Muizenberg Blue Flag Beach has been the summer holiday destination of hundreds of thousands of South Africans over the years; year after year families have journeyed from all areas of the interior to spend their Decembers on the warm sands of this resort town. Many will recount fond memories of ice-cream sellers with bicycles and bells, fruit vendors dispensing paper cups filled with bright red strawberries and, when the wind came up, sheltering between those ‘boxes’ in the ‘snake pit’, reluctant to leave this wide, 20km long Cape Town beach until they had no choice.

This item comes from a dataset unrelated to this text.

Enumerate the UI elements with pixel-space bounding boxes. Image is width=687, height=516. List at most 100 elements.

Then, the popularity of this Cape Town beach stemmed from the fact that this was one Mother City beach where swimmers could immerse more than a big toe in the surf. Positioned on the Indian Ocean, the waters were far more welcoming that the seas of the Atlantic. Time and again surfers will tell that Muizenberg was the place they first took to their boards; the beach’s Surfer’s Corner remains the place to experience a relatively gentle introduction to the sport. It is fitting then that this South African favourite should hold Blue Flag beach status.

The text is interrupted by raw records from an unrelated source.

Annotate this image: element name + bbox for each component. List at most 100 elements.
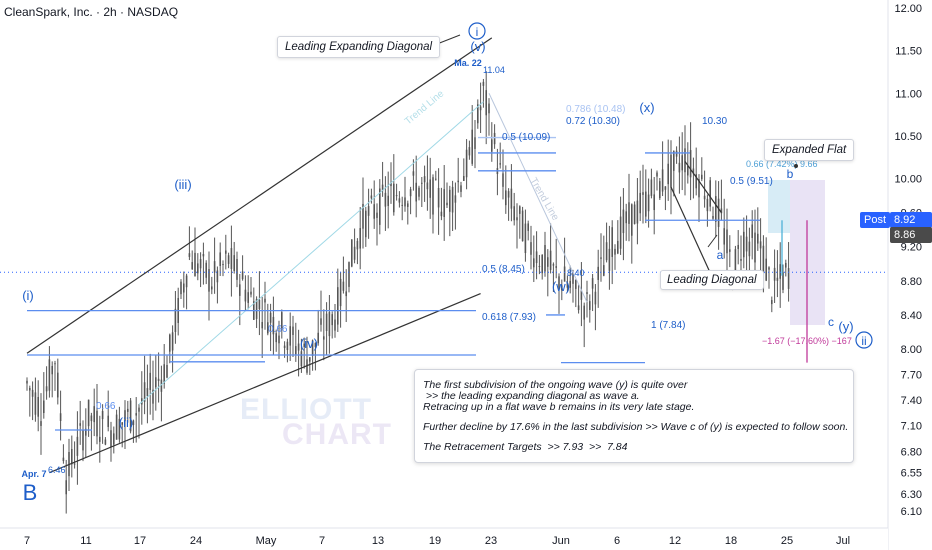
candle-body [320,318,322,325]
wave-label-ii: (ii) [119,415,133,430]
candle-body [395,195,398,197]
candle-body [379,188,381,225]
candle-body [34,392,37,415]
candle-body [437,188,440,208]
candle-body [709,180,711,207]
candle-body [555,266,557,268]
candle-body [26,380,28,384]
wave-label-x: (x) [639,100,654,115]
candle-body [191,262,193,270]
candle-body [449,189,451,212]
candle-body [244,289,247,302]
candle-body [664,186,667,190]
candle-body [611,227,613,257]
candle-body [586,292,588,294]
candle-body [230,248,233,269]
candle-body [247,292,249,303]
candle-body [104,439,107,445]
candle-body [625,211,627,224]
candle-body [471,129,473,164]
low-price-label: 6.46 [48,465,66,475]
candle-body [278,335,280,344]
candle-body [337,287,339,325]
candle-body [208,269,210,292]
candle-body [589,301,591,310]
candle-body [454,195,457,203]
candle-body [40,421,42,426]
candle-body [71,448,73,465]
callout-leading-expanding-diagonal[interactable]: Leading Expanding Diagonal [277,36,441,58]
candle-body [426,182,429,190]
candle-body [636,200,639,224]
candle-body [328,312,331,337]
candle-body [152,389,154,404]
candle-body [132,420,135,425]
price-axis-panel [888,0,932,550]
candle-body [241,271,244,280]
candle-body [673,150,675,171]
candle-body [779,264,781,279]
price-tick-label: 7.70 [901,370,922,382]
candle-body [107,415,109,427]
wave-label-B: B [23,480,38,505]
leading-diagonal-upper [684,161,722,213]
candle-body [479,106,482,111]
symbol-title[interactable]: CleanSpark, Inc. · 2h · NASDAQ [4,5,179,19]
callout-pointer-i [436,34,461,45]
time-tick-label: 19 [429,535,441,547]
candle-body [603,265,605,276]
candle-body [264,298,266,303]
candle-body [29,387,31,391]
candle-body [317,332,319,344]
candle-body [110,430,112,448]
candle-body [782,272,784,290]
candle-body [751,224,753,238]
candle-body [765,258,767,281]
candle-body [255,298,258,319]
candle-body [51,365,53,375]
candle-body [493,132,496,145]
candle-body [359,228,361,249]
leading-diagonal-lower [670,186,717,286]
price-tick-label: 8.00 [901,344,922,356]
candle-body [639,192,641,214]
candle-body [219,252,221,266]
time-tick-label: 12 [669,535,681,547]
candle-body [384,192,387,207]
watermark-chart: CHART [282,418,392,451]
candle-body [505,190,507,206]
candle-body [698,179,700,198]
candle-body [297,343,300,351]
candle-body [376,212,378,218]
note-line-2: >> the leading expanding diagonal as wav… [423,390,640,402]
candle-body [712,215,714,219]
callout-expanded-flat[interactable]: Expanded Flat [764,139,855,161]
candle-body [90,415,93,422]
callout-leading-diagonal[interactable]: Leading Diagonal [660,270,764,290]
wave-b-rise-box[interactable] [768,180,790,233]
price-tick-label: 11.50 [895,46,922,58]
drawing-overlay: 0.786 (10.48)0.72 (10.30) 0.5 (10.09) 0.5 … [0,22,888,505]
candle-body [633,204,636,225]
wave-label-i: (i) [22,288,34,303]
time-tick-label: May [256,535,277,547]
projection-ratio-label: −1.67 (−17.60%) −167 [762,336,852,346]
candle-body [583,305,585,320]
candle-body [549,250,552,270]
candle-body [748,241,751,257]
candle-body [597,266,599,280]
analysis-note[interactable]: The first subdivision of the ongoing wav… [414,369,854,463]
wave-label-w: (w) [552,279,570,294]
candle-body [656,172,658,177]
candle-body [502,173,504,187]
time-tick-label: Jul [836,535,850,547]
candle-body [121,422,123,425]
candle-body [569,280,571,288]
candle-body [73,463,76,465]
wave-ii-circle [855,331,873,349]
candle-body [194,252,196,276]
candle-body [367,206,370,216]
candle-body [362,203,364,229]
price-tick-label: 11.00 [895,88,922,100]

The beachfront complex offers recreational facilities too, such as waterslides, a swimming pool and Putt-Putt for the kids. A popular seafront activity is an easy 30-minute walk from Muizenberg to the neighbouring suburb of St James. A little further away from the beach, steep cliffs offer challenging rock climbing. If you’re tired of hanging around the beach, there are fun tourist attractions in the village and a few fun places to stop off for a bite to eat.

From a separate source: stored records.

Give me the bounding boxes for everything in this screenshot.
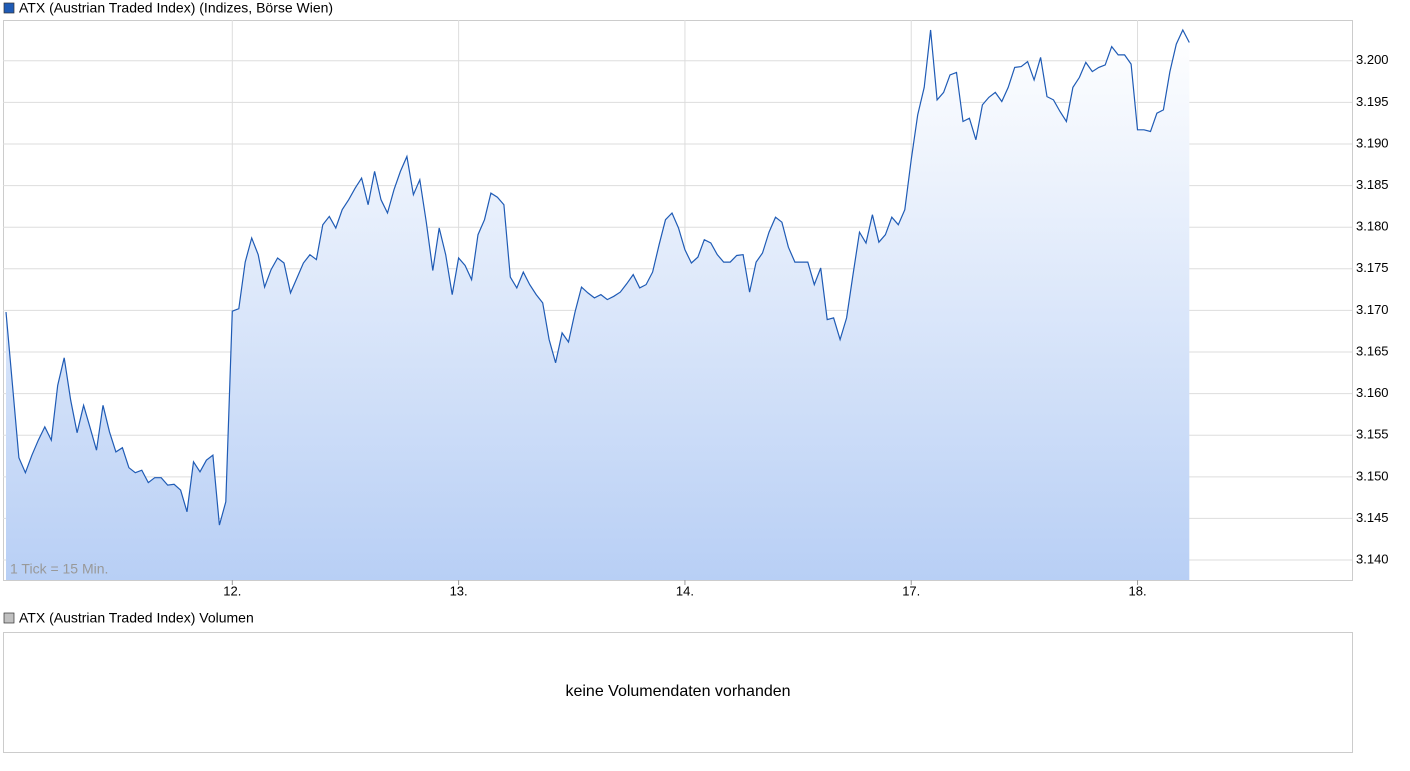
annotation: 1 Tick = 15 Min. [10,561,108,577]
y-tick-label: 3.195 [1356,94,1389,109]
legend-label: ATX (Austrian Traded Index) (Indizes, Bö… [19,0,333,16]
y-tick-label: 3.180 [1356,219,1389,234]
y-tick-label: 3.175 [1356,260,1389,275]
y-tick-label: 3.145 [1356,510,1389,525]
x-tick-label: 14. [676,583,694,598]
message: keine Volumendaten vorhanden [565,683,790,700]
y-tick-label: 3.160 [1356,385,1389,400]
y-tick-label: 3.170 [1356,302,1389,317]
x-tick-label: 12. [223,583,241,598]
y-tick-label: 3.140 [1356,551,1389,566]
y-tick-label: 3.185 [1356,177,1389,192]
y-tick-label: 3.190 [1356,135,1389,150]
y-tick-label: 3.200 [1356,52,1389,67]
x-tick-label: 13. [450,583,468,598]
legend-swatch [3,612,15,624]
volume-frame [3,632,1353,753]
area [6,30,1190,580]
x-tick-label: 18. [1129,583,1147,598]
x-tick-label: 17. [902,583,920,598]
legend-label: ATX (Austrian Traded Index) Volumen [19,610,254,626]
y-tick-label: 3.155 [1356,427,1389,442]
y-tick-label: 3.165 [1356,343,1389,358]
y-tick-label: 3.150 [1356,468,1389,483]
line [5,28,1190,526]
legend-swatch [3,2,15,14]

Travel tips & Planning info

Who to contact

False Bay Tourism Association
Tel: + 27 (0)21 788 8048
Email: geraldmusikanth@mweb.co.za

Cape Town Tourism
Tel: +27 (0)21 487 6800
Email: info@capetown.travel

How to get here

From central Cape Town, take the M3, M4 or M5 freeway. Commuter trains are also operated by MetroRail on a frequent schedule. The journey takes about 45 minutes.

Best time to visit

During the summer months of December to March.

Around the area

Tourist attractions in the village-like Muizenberg include Rhodes’ Cottage where Cecil John Rhodes died in 1902, now a museum marking the man’s life. Another is Posthuys or The Post House, one of the country’s oldest buildings built by the Dutch East India Company around 1742.

Tours to do

Go bird-watching in the Greater Zandvlei Estuary Nature Reserve, a 2 000ha wetland close to Marina Da Gama; catch a dramatic performance at the Masque Theatre; take a stroll along the Muizenberg Catwalk to St James, bypassing historical buildings and monuments

Get around

Having your own car is an advantage. The MetroRail train is also a fun way to get around.

Where to stay

Numerous bed and breakfasts and guesthouses are located along this beach.

What to eat

Seafood from Kalky's in Kalk Bay. Or if you want to spend the entire afternoon feasting on prawns and a frosty, The Brass Bell restaurant in False Bay is legendary.